I would add all those films here where the scenery plays some kind of role (going out on a limb: including westerns and such), and definitely those with lots of special effects, that somehow lose the impact on the small screen.
But, just as Alex, I prefer the regular computer/TV screen for “talkative” films (the ones with lots of dialogue), and also in the cases when it’s not the first time viewing and want to pause it here and there to take a seriously good look at a detail of it (a building, artwork etc.) or I’m looking for alternate subtitles in more languages (especially in the case of Chinese or Japanese films, if wanting to be sure that I got the true meaning of what they say).
lawrence of arabia, antonioni’s filmography (bar oberwald), the early felllinis, tarkovsky, jean renoir, angelopoulos, kurosawa – need the big screen
some of godards, woody allens, jarmusch – dont
Most films are better on the big screen.
Though i found Eternal Sunshine to be better on the PC, more intimate emotionally perhaps.

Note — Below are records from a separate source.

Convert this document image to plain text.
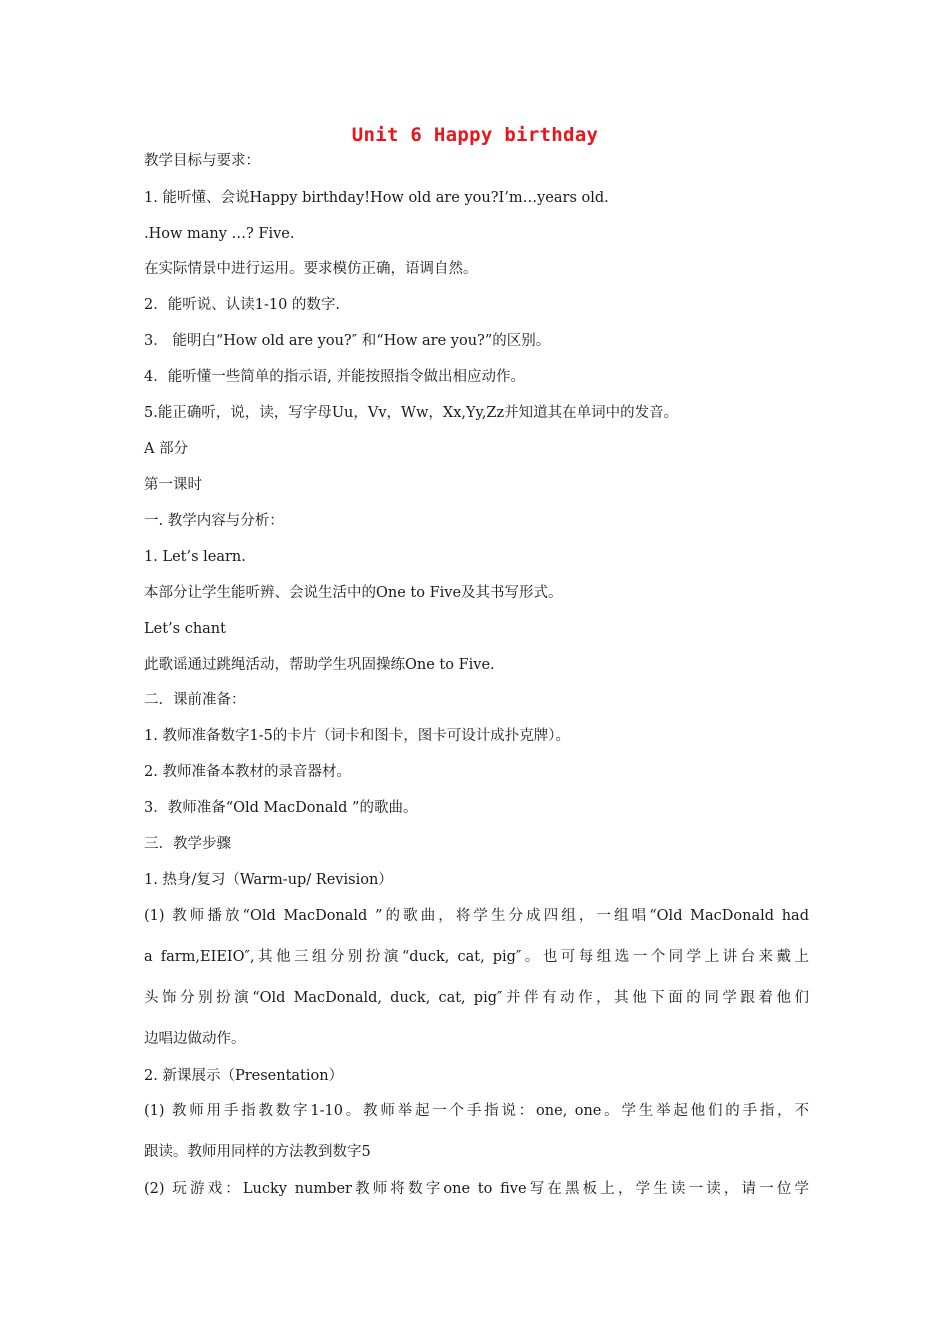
Unit 6 Happy birthday
教学目标与要求：
1. 能听懂、会说Happy birthday!How old are you?I’m…years old.
.How many …? Five.
在实际情景中进行运用。要求模仿正确，语调自然。
2．能听说、认读1-10 的数字.
3． 能明白“How old are you?″ 和“How are you?”的区别。
4．能听懂一些简单的指示语, 并能按照指令做出相应动作。
5.能正确听，说，读，写字母Uu，Vv，Ww，Xx,Yy,Zz并知道其在单词中的发音。
A 部分
第一课时
一. 教学内容与分析：
1. Let’s learn.
本部分让学生能听辨、会说生活中的One to Five及其书写形式。
Let’s chant
此歌谣通过跳绳活动，帮助学生巩固操练One to Five.
二．课前准备：
1. 教师准备数字1-5的卡片（词卡和图卡，图卡可设计成扑克牌）。
2. 教师准备本教材的录音器材。
3．教师准备“Old MacDonald ”的歌曲。
三．教学步骤
1. 热身/复习（Warm-up/ Revision）
(1) 教师播放“Old MacDonald ”的歌曲，将学生分成四组，一组唱“Old MacDonald had
a farm,EIEIO″,其他三组分别扮演“duck, cat, pig″。也可每组选一个同学上讲台来戴上
头饰分别扮演“Old MacDonald, duck, cat, pig″并伴有动作，其他下面的同学跟着他们
边唱边做动作。
2. 新课展示（Presentation）
(1) 教师用手指教数字1-10。教师举起一个手指说：one, one。学生举起他们的手指，不
跟读。教师用同样的方法教到数字5
(2) 玩游戏：Lucky number教师将数字one to five写在黑板上，学生读一读，请一位学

Any film is going to profit from being shown on a big screen — there’s just no two ways about it. There are films that can be watched on a smaller screen without the experience being entirely diminished, of course.

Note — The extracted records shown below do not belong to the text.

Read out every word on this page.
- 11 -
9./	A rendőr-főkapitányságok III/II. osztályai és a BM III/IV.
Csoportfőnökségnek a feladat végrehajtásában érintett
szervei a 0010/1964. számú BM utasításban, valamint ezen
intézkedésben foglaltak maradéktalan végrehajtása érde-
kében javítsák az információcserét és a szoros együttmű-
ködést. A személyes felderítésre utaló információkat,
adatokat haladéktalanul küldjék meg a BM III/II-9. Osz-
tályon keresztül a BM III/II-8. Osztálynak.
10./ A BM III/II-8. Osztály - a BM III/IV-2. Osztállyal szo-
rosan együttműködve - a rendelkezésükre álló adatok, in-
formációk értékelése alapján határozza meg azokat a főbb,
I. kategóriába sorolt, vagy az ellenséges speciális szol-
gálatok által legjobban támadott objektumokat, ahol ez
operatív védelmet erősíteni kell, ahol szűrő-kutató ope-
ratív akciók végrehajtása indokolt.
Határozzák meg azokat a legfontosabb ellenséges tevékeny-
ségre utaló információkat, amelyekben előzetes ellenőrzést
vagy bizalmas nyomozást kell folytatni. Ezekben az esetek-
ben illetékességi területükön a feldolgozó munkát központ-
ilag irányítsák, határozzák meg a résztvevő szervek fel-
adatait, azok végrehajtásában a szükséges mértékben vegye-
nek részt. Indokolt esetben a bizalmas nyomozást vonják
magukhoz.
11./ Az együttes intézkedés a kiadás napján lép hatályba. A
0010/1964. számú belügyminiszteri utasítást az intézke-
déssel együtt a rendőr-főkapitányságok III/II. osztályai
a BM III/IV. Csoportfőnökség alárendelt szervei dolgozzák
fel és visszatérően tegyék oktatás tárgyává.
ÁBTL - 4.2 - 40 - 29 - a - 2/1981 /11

Hard to say what’s going to work on a small screen and what won’t. I can say that there’s something about Pabst’s PANDORA’S BOX that never reaches me on homevideo — it works well enough, I guess, but I’ve been absolutely bowled over by it only when I see it in a theater, most recently at the San Francisco Silent Film Festival in a sold-out screening on a huge screen with live music that I damn near had to be carried out of when it was all over.
On the other hand, the first time I saw Tarr’s SATANTANGO on a big screen I quite simply fell asleep. The spirit was willing, the flesh was simply unable. I was sufficiently impressed with what I saw to buy the U.S. home video release, as badly mastered as it is, and watched the first half of the film on my laptop on a cross-country flight, and was held spellbound by it. It was certainly no substitute for seeing the entire film on a big screen, which I was able to finally do a couple of years later (thank GOD I live in NYC where screenings happen every few years).
I always prefer to watch films on the big screen. I even wait months for films I know will be shown at some point here, even if they came on DVD first.
Still, some of my most memorable experiences watching movies happened on the small screen, with no one around me. Yes, even 2001: A Space Odyssey.
The real war should be focused against the travesty that is Pan & Scan.